Thauvette had great success with the series a few years ago (I hereby declare that a portrait from the series hangs in the Big Beat Central collection.) The quints led a sadly exploited life as an international sensation from the moment of their births, and Thauvette’s self-portraits are compelling in their potent mix of wit and melancholy.
These tinges of dark humour continue here and there throughout the exhibition, such as Caleb Speller’s dry and cryptic homage to the work of famed Ottawa photographer Yousuf Karsh. In Kristin Bjornerud’s watercolour-andgouache drawing Paths to Wisdom, a woman loops her long ponytail over a tree branch as if to hang herself, as crows — those omnipresent symbols of darkness — look on.

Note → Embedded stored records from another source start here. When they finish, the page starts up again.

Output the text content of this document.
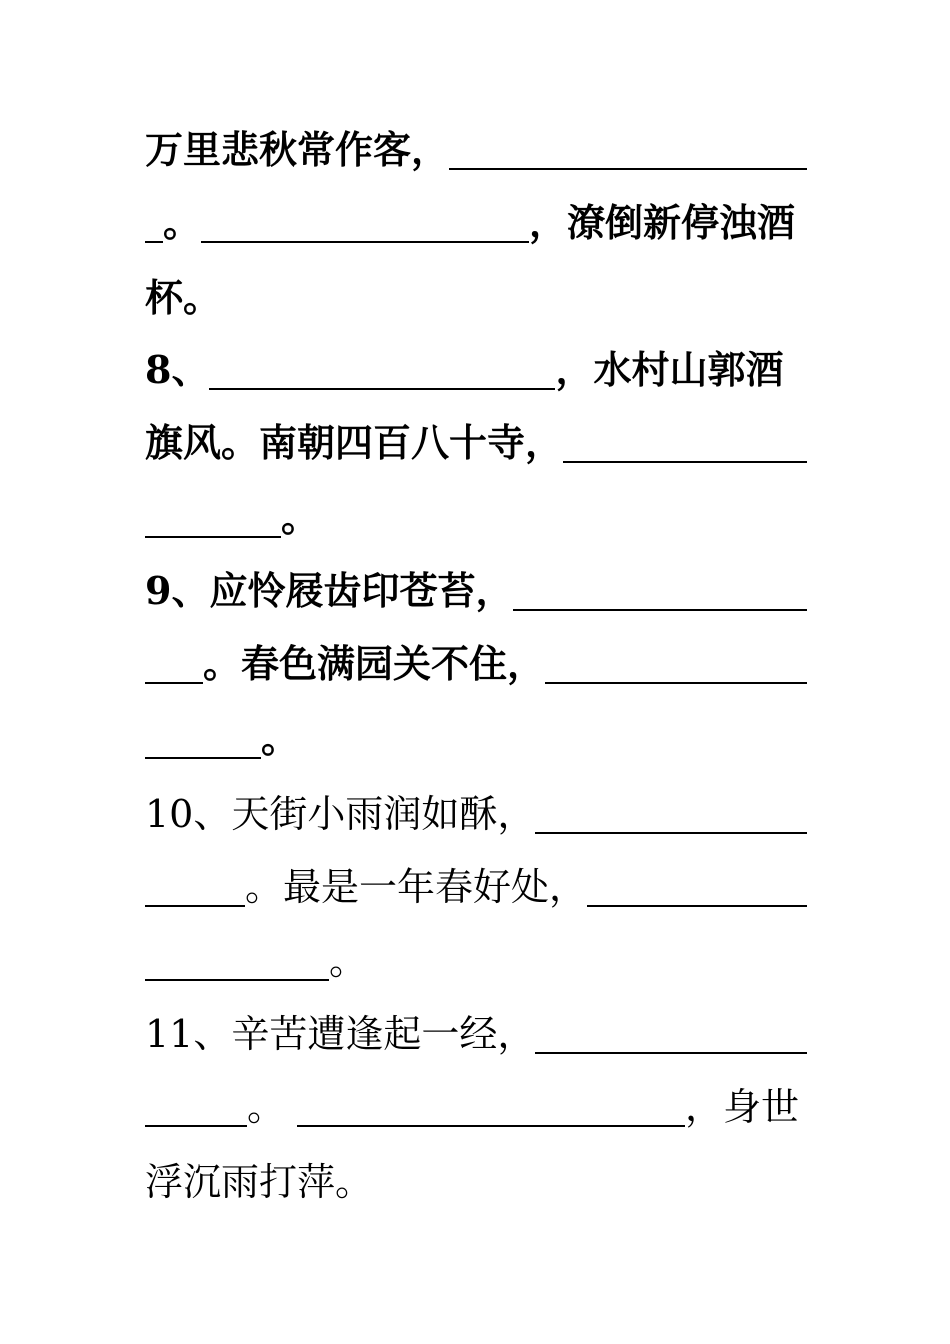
万里悲秋常作客，
。	，潦倒新停浊酒
杯。
8、	，水村山郭酒
旗风。南朝四百八十寺，
。
9、应怜屐齿印苍苔，
。春色满园关不住，
。
10、天街小雨润如酥，
。最是一年春好处，
。
11、辛苦遭逢起一经，
。	，身世
浮沉雨打萍。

Another piece that shares the darkness, if not the humour, is a spectacular painting by Marc Nerbonne, whose nightmarish scenes incorporate his photographs of roadkill. In Sparkling Deer, Nerbonne has re-animated a deer so it seems to burst through the sky in a giant manifestation of unquenchable life. If only, Nerbonne seems to be saying, nature was so immune to the predations and indifference of humans. It’s the first time in the city’s collection for Nerbonne, and for 18 other artists, says Jonathan Browns, the collections officer of the city’s public art program.
Other paintings new to the city’s collection include a piece by Amy Schissel, whose abstract acrylics give a tangible form to the cyberspace in which we now all live, even if we never otherwise see its bones and tissues.
Don Maynard’s Snow Storm, a large encaustic on panel, gives a similarly new view on winter’s wrath, which made me think of the bubbles and spots you’d see when the projectionist started a new spool of film at the cinema, back when movies were actually on film.
Snow Storm almost seems part of a diptych as it hangs next to Andrew Smith’s equally large acrylic-andcollage piece Colony 1.
Stare at Smith’s piece long enough, and it becomes the busy word of bees that it is.
Elsewhere there’s much to be found in the exhibition of pieces that, once the exhibition is over, will be distributed to the walls of city spaces.